Cap-and-trade = Carbon tax + Corporate welfare

Der ökologisch und ökonomisch interessierte Zeitgenosse kann die Zunft der Wirtschaftswissenschaftler dabei beobachten, wie sie über den richtigen Weg streiten, die Emission von Treibhausgasen zu reduzieren. Im Wesentlichen stehen sich die Alternativen Emissionssteuer und Emissionshandel gegenüber. Ein schöner Überblick kommt dabei von Greg Mankiw, selbst eindeutig dem Steuerlager zuzuordnen.

Die Frage ist also, ob Emissionen von Treibhausgasen mit einer Steuer belegt werden (praktisch unsere gute alte Ökosteuer) oder ob Emissionszertifikate vergeben werden, mit denen dann gehandelt wird. Zunächst: Was ist überhaupt der Unterschied in der Praxis?

Here is the good homework problem for introductory microeconomics:

Compare the effects of a $25 carbon tax with a cap-and-trade system in which the cap is set so that the price of a carbon permit ends up at $25. Is the impact on carbon emissions different under the two systems? Is the impact on consumers different? Who wins and who loses with cap-and-trade compared to the tax?

Post your answers in the comments section.

Update: Patrick gives the best answer:
The two systems produce the same effect on carbon emissions [and also on consumers]. The difference is purely distributive. In the tax situation, the government keeps all the revenue. In the cap-and-trade system, the revenue from the sale of permits goes to current polluters (it ends up essentially being a transfer to them).
– Carbon Tax Problem

Das gilt natürlich nur für den Fall, dass die Grenze wirklich die entsprechende Höhe trifft. Tut sie das nicht, fluktuiert der Preis für die Emissionen. Im Falle der Steuer fluktuiert dafür die Emissionshöhe, die im Falle des Zertifikatesystems offensichtlich konstant bleibt. Wenn man im Vorhinein genau wissen (bzw. festlegen) möchte, wie hoch die Emissionen sein werden, scheint die Zertifikatelösung naheliegend. Sie hat aber einen Preis:

For ease of use and immunity from political meddling, the carbon tax is the clear winner. Taxes can be applied early in the fuel distribution process, which makes the logistical task much easier. That sort of upstream application would make attempts at political interference much more transparent, as well. So what about uncertainty? The big critique of a carbon tax is that it cannot guarantee a country will come in under a pre-set emissions cap. If the desire to pollute is really, really high one year, we could find that a given tax won’t serve as a sufficient deterrent, and we’ll blow past our limits.
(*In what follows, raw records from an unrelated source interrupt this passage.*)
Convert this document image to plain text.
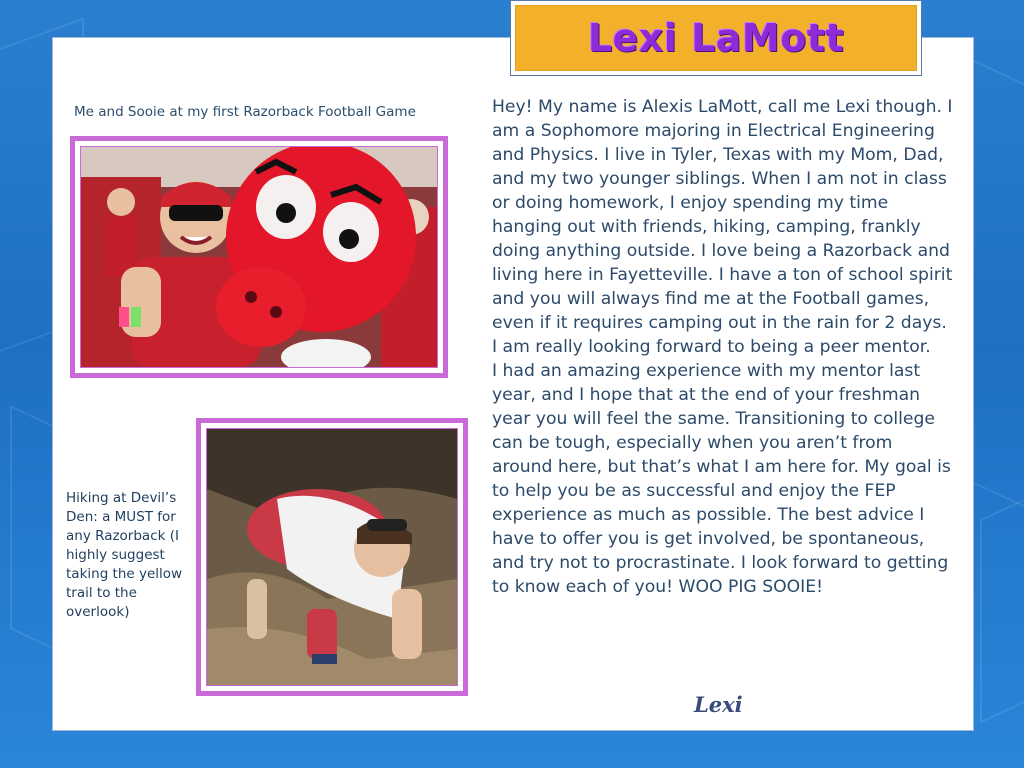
Lexi LaMott
Me and Sooie at my first Razorback Football Game
Hiking at Devil’s Den: a MUST for any Razorback (I highly suggest taking the yellow trail to the overlook)

Hey! My name is Alexis LaMott, call me Lexi though. I am a Sophomore majoring in Electrical Engineering and Physics. I live in Tyler, Texas with my Mom, Dad, and my two younger siblings. When I am not in class or doing homework, I enjoy spending my time hanging out with friends, hiking, camping, frankly doing anything outside. I love being a Razorback and living here in Fayetteville. I have a ton of school spirit and you will always find me at the Football games, even if it requires camping out in the rain for 2 days. I am really looking forward to being a peer mentor.

I had an amazing experience with my mentor last year, and I hope that at the end of your freshman year you will feel the same. Transitioning to college can be tough, especially when you aren’t from around here, but that’s what I am here for. My goal is to help you be as successful and enjoy the FEP experience as much as possible. The best advice I have to offer you is get involved, be spontaneous, and try not to procrastinate. I look forward to getting to know each of you! WOO PIG SOOIE!

Lexi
Europe, though, has had the opposite problem with their cap-and-trade system. In the first phase of the program, they printed more permits to pollute than anyone wanted. That drove the price of permits near zero, deeply annoying anyone who had paid up for the right to pollute. It also meant that the system was ineffective in restraining pollution. That would be hard to do with a carbon tax.
The carbon tax/cap-and-trade royal rumble via News for the Pigou Club

Wenn also die Steuer eigentlich der vorteilhaftere Weg ist, einschließlich der Planungssicherheit für Unternehmen, warum sieht es (wenn überhaupt) nach Zertifikatehandel aus, und zwar sowohl in den USA als auch in Europa?

How did cap and trade, hatched as an academic theory in obscure economic journals half a century ago, become the policy of choice in the debate over how to slow the heating of the planet? And how did it come to eclipse the idea of simply slapping a tax on energy consumption that befouls the public square or leaves the nation hostage to foreign oil producers?

The answer is not to be found in the study of economics or environmental science, but in the realm where most policy debates are ultimately settled: politics. Many members of Congress remember the painful political lesson of 1993, when President Bill Clinton proposed a tax on all forms of energy, a plan that went down to defeat and helped take the Democratic majority in Congress down with it a year later.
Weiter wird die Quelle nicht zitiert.